Housebuilding growth flat lines in Q3

November 11, 2016 / Isla MacFarlane
Housebuilding growth flat lines in Q3

Data from the ONS bore bad news for the construction industry, showing a decline in growth as housebuilding stalled.

In Quarter 3, the first quarterly estimate for construction output covering the post-referendum period, output in the construction industry was estimated to have decreased by 1.1% compared with Quarter 2 (Apr to June) 2016.

Downward pressure on the quarterly estimates came from all repair and maintenance which decreased by 3.6%, partially offset by an increase in all new work of 0.3%.

Compared with the previous quarter, total new housing saw no growth. Private new housing decreased by 0.1%, while public new housing increased by 0.8%. Due to the much larger weight of private new housing, which accounts for approximately 87% of the total (based on Quarter 3 2016 data) the increase in public new housing could not negate the fall in private new housing.

However, on year ago levels, total housing increased by 8.7% with private new housing increasing by 10.8%, the fourteenth period of consecutive year-on-year growth. Conversely, public new housing decreased by 3.1%. This was the seventh consecutive period of year-on-year contraction in this work type.

“While disappointing, today’s figures come as no surprise to an industry that operates within an environment of significant uncertainty,” said Mark Farmer, chief executive of Cast Consultancy. “A steady hand of long term policy that supports housing development and infrastructure investment is what is now needed now to help smooth demand volatility.

“Despite the fall in output, it would be wrong to believe that this will reduce the construction industry’s skills problems.

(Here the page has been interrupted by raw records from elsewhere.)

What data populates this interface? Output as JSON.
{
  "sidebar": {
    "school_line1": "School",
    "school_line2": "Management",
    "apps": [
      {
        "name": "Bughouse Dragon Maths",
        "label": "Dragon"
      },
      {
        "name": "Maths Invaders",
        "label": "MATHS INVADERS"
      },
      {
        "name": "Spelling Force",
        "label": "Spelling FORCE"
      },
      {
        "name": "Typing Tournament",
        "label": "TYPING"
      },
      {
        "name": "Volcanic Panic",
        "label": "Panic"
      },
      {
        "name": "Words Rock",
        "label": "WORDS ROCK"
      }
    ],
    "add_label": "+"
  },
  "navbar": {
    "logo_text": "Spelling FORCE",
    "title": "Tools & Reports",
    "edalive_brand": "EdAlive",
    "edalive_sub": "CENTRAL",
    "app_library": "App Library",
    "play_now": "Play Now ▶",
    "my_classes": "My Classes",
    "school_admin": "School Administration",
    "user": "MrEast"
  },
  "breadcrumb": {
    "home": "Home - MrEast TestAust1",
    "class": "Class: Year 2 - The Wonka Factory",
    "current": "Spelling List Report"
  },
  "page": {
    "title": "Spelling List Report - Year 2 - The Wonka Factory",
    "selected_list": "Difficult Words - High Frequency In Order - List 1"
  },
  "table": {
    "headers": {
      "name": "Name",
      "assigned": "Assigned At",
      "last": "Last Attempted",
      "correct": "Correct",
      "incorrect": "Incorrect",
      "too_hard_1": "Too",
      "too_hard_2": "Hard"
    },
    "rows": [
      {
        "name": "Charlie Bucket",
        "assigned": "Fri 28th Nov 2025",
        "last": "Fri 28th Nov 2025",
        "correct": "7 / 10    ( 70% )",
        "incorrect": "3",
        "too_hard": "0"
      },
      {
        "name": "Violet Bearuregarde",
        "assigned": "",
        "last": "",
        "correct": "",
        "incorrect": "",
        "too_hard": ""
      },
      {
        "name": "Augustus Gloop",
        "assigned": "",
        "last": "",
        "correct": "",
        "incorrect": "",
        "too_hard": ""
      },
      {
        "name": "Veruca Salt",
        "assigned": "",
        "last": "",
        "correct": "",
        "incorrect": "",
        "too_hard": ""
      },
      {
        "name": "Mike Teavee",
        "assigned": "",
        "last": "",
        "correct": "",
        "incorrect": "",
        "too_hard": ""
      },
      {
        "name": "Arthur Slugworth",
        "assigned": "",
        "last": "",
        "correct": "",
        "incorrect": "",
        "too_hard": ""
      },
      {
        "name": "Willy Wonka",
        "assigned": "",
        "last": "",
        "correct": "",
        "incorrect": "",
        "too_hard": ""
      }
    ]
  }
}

This is a short term relief from a long term and structural problem. Increasing productivity and capacity requires taking significant steps that are all about long term sustainable delivery.

“The government is going in the right direction here through their endorsement of modular housing and increased acceptance of wider housing tenure diversity. The connection of these two policy initiatives offers great opportunity for the construction industry to modernise itself and improve output potential in the future.”